After a July 1988 exhibition game in London, DuBose tested positive for cocaine again and was suspended for 30 days. He played in 14 games the next year in 1988, totaling 24 carries for 116 yards and two touchdowns, six receptions for 57 yards, and 32 kick returns for 608 yards. He suffered a season-ending knee injury on December 11, 1988, against the New Orleans Saints. On January 22, 1989, the 49ers won Super Bowl XXIII against the Cincinnati Bengals by a score of 20–16.

DuBose was waived by the 49ers on May 2, 1989. His knee was surgically repaired on August 16, 1989. DuBose was banned from the NFL for one year after testing positive for cocaine for the third time.
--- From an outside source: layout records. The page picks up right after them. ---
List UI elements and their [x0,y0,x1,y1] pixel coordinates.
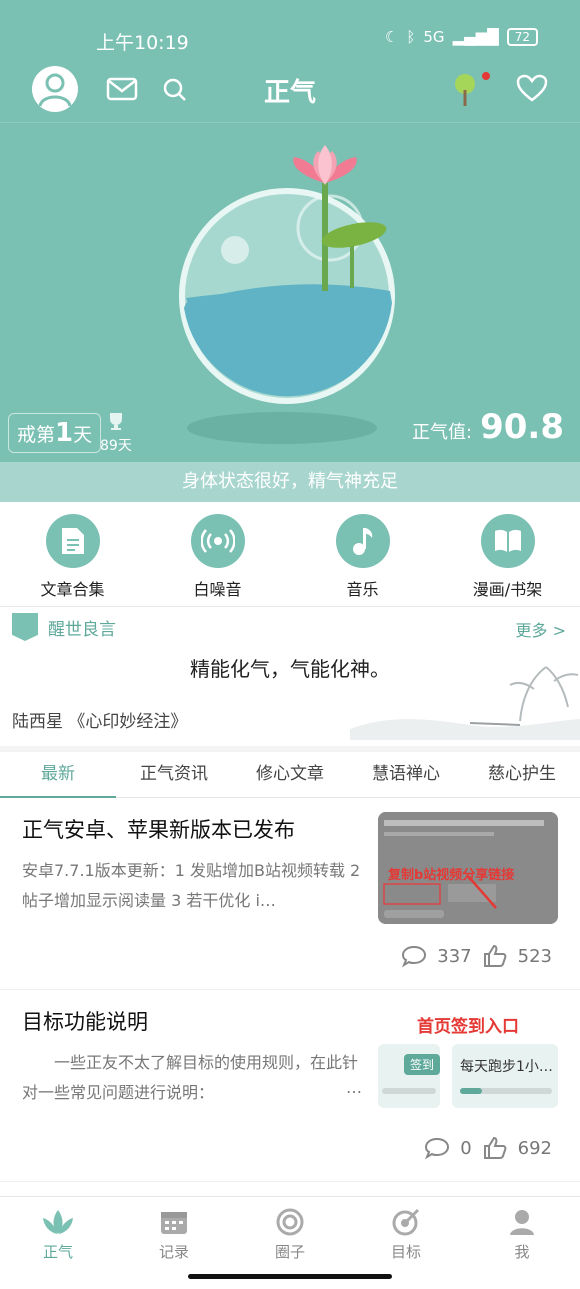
moon-icon: ☾ [384,28,399,46]
like-count: 692 [517,1137,552,1159]
status-bar: 上午10:19 ☾ ᛒ 5G ▂▄▆█ 72 [0,0,580,60]
more-link[interactable]: 更多 > [516,617,567,641]
trophy-icon [109,413,122,430]
thumbnail-goal-text: 每天跑步1小… [460,1059,553,1075]
quote-section-title: 醒世良言 [48,619,116,640]
day-prefix: 戒第 [17,424,56,446]
thumbs-up-icon[interactable] [482,1136,508,1160]
article-summary: 安卓7.7.1版本更新：1 发贴增加B站视频转载 2 帖子增加显示阅读量 3 若… [22,861,361,910]
best-days: 89天 [100,438,132,454]
comment-count: 0 [460,1137,472,1159]
quick-link-articles[interactable]: 文章合集 [0,502,145,606]
article-thumbnail: 复制b站视频分享链接 [378,812,558,924]
target-icon [392,1208,420,1236]
tab-articles[interactable]: 修心文章 [232,752,348,797]
document-icon [45,514,100,568]
quick-link-label: 白噪音 [193,580,242,599]
calendar-icon [161,1212,187,1234]
bluetooth-icon: ᛒ [406,28,416,46]
thumbnail-card-right: 每天跑步1小… [452,1044,558,1108]
article-card[interactable]: 正气安卓、苹果新版本已发布 安卓7.7.1版本更新：1 发贴增加B站视频转载 2… [0,798,580,990]
nav-label: 正气 [42,1243,73,1261]
nav-label: 我 [514,1243,530,1261]
quick-links: 文章合集 白噪音 音乐 漫画/书架 [0,502,580,606]
like-count: 523 [517,945,552,967]
quick-link-label: 文章合集 [40,580,105,599]
article-title: 目标功能说明 [22,1010,148,1034]
page-title: 正气 [263,78,316,108]
day-number: 1 [55,418,74,448]
article-title: 正气安卓、苹果新版本已发布 [22,818,295,842]
thumbnail-card-left: 签到 [378,1044,440,1108]
quote-section[interactable]: 醒世良言 更多 > 精能化气，气能化神。 陆西星 《心印妙经注》 [0,606,580,740]
tree-icon[interactable] [452,72,478,108]
abstain-day-counter[interactable]: 戒第1天 [8,413,102,453]
network-label: 5G [423,28,445,46]
comment-count: 337 [437,945,472,967]
lotus-icon [43,1210,73,1234]
quick-link-comics[interactable]: 漫画/书架 [435,502,580,606]
tab-latest[interactable]: 最新 [0,752,116,798]
book-icon [480,514,535,568]
body-status-bar: 身体状态很好，精气神充足 [0,462,580,502]
article-stats: 337 523 [401,944,552,968]
nav-item-zhengqi[interactable]: 正气 [0,1197,116,1289]
status-icons: ☾ ᛒ 5G ▂▄▆█ 72 [385,28,538,46]
nav-label: 圈子 [274,1243,305,1261]
value-number: 90.8 [480,407,564,447]
signal-icon: ▂▄▆█ [452,28,499,46]
comment-icon[interactable] [401,944,427,968]
home-indicator[interactable] [188,1274,392,1279]
tab-zen[interactable]: 慧语禅心 [348,752,464,797]
thumbnail-heading: 首页签到入口 [417,1017,519,1037]
category-tabs: 最新 正气资讯 修心文章 慧语禅心 慈心护生 [0,746,580,798]
quote-author: 陆西星 《心印妙经注》 [12,712,188,732]
zhengqi-value: 正气值: 90.8 [412,407,564,447]
article-summary: 一些正友不太了解目标的使用规则，在此针对一些常见问题进行说明： [22,1053,359,1102]
thumbs-up-icon[interactable] [482,944,508,968]
quote-header: 醒世良言 [12,613,116,641]
top-bar: 正气 [0,60,580,122]
day-suffix: 天 [73,424,93,446]
article-thumbnail: 首页签到入口 签到 每天跑步1小… [378,1010,558,1120]
hero-panel: 戒第1天 89天 正气值: 90.8 [0,122,580,462]
heart-icon[interactable] [516,74,548,102]
tab-protect-life[interactable]: 慈心护生 [464,752,580,797]
person-icon [510,1210,534,1235]
summary-ellipsis: … [346,1078,362,1097]
best-record[interactable]: 89天 [100,411,132,455]
status-time: 上午10:19 [96,32,189,54]
quote-text: 精能化气，气能化神。 [190,657,390,681]
value-label: 正气值: [412,422,473,443]
quick-link-music[interactable]: 音乐 [290,502,435,606]
quick-link-label: 漫画/书架 [472,580,543,599]
music-note-icon [335,514,390,568]
notification-dot [482,72,490,80]
radio-waves-icon [190,514,245,568]
nav-item-me[interactable]: 我 [464,1197,580,1289]
thumbnail-checkin-chip: 签到 [404,1054,440,1075]
tab-news[interactable]: 正气资讯 [116,752,232,797]
thumbnail-overlay-text: 复制b站视频分享链接 [388,868,515,883]
battery-indicator: 72 [506,28,538,46]
quick-link-label: 音乐 [346,580,379,599]
comment-icon[interactable] [424,1136,450,1160]
circle-icon [276,1208,304,1236]
nav-label: 目标 [390,1243,421,1261]
bulb-badge-icon [12,613,38,641]
quick-link-white-noise[interactable]: 白噪音 [145,502,290,606]
article-card[interactable]: 目标功能说明 一些正友不太了解目标的使用规则，在此针对一些常见问题进行说明： …… [0,990,580,1182]
nav-label: 记录 [158,1243,189,1261]
article-stats: 0 692 [424,1136,552,1160]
DuBose signed with the 49ers on April 25, 1991. He was released on May 31, 1991, with a 49ers representative stating "Doug's been out of football almost three years and we wanted to give the younger players some playing time at training camp."

===Sacramento Surge===
In February 1992, DuBose was selected by the Sacramento Surge of the World League of American Football (WLAF) in a supplemental draft. He played for the Surge during the 1992 WLAF season, rushing 62 times for 253 yards and three touchdowns while catching eight passes for 51 yards. On June 6, 1992, the Surge won World Bowl '92 against the Orlando Thunder 21–17.

==Later life==
DuBose has two children. He worked at Cherenzia Excavation from 2000 to 2002 but was fired for "repeated absenteeism". He has been involved in numerous legal incidents, including a 2005 third-degree robbery charge for stealing a fish from a supermarket. DuBose was inducted into the Nebraska Football Hall of Fame as part of the class of 2020.